Çocuk ölümlerini durdurmak için kılını kıpırdatmayan, kadınların her gün dört duvar arasında çaresizce/ sessizce işkence görmesini umursamayanların karşıma çıkıp da ahlak bekçiliğine soyunması, egoistlikten, kendini inkârdan başka bir şey değildir. Bencil demiyorum, zaten kendi hayatlarını bir amaç uğruna heba edebilenlerden başkalarının yaşam haklarına saygı duymalarını da bekleyemem!

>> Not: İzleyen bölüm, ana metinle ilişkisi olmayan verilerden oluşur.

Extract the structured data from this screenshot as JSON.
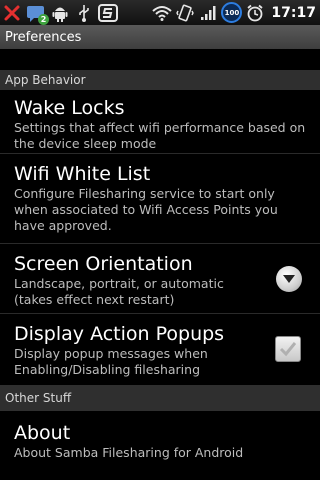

Son dikkat çeken olay da Sakarya’dan geldi. Sakarya Tıp Fakültesinin mezuniyet töreninde, Hipokrat yemini değiştirilerek yeni mezunlara okutulmaya çalışılmış! Metinden çıkarıldığı iddia edilen ne biliyor musunuz? “Cinsiyet, etnik kimlik ve cinsel yönelim ayrımı yapılmayacağına…” dair söz verilmesi istenmemiş doktorların. Hiçbir yerinden tutamadım, tartışmak için. Önce kendini sev, kendine saygı duy ki, diğer insanların varlığı da seni mutlu etsin. Ama kendi yaşamın bir zulüm ise etrafta gördüğün her şey sana ıstırap verir, ne diyeyim! Daha kendisiyle barışmamış, özgür bir birey olamamış insanların yöneteceği kurumlardan ne tür bir toplum yararı bekleniyor, bilemedim…
NOT: Bugün bir doktor görevi başında öldürülmüş! Kalp krizi geçiren annesinin ölümünden sorumlu tutuyormuş doktoru! Bir önceki yazımın üzerine söyleyecek başka bir sözüm yok… Başımız sağolsun…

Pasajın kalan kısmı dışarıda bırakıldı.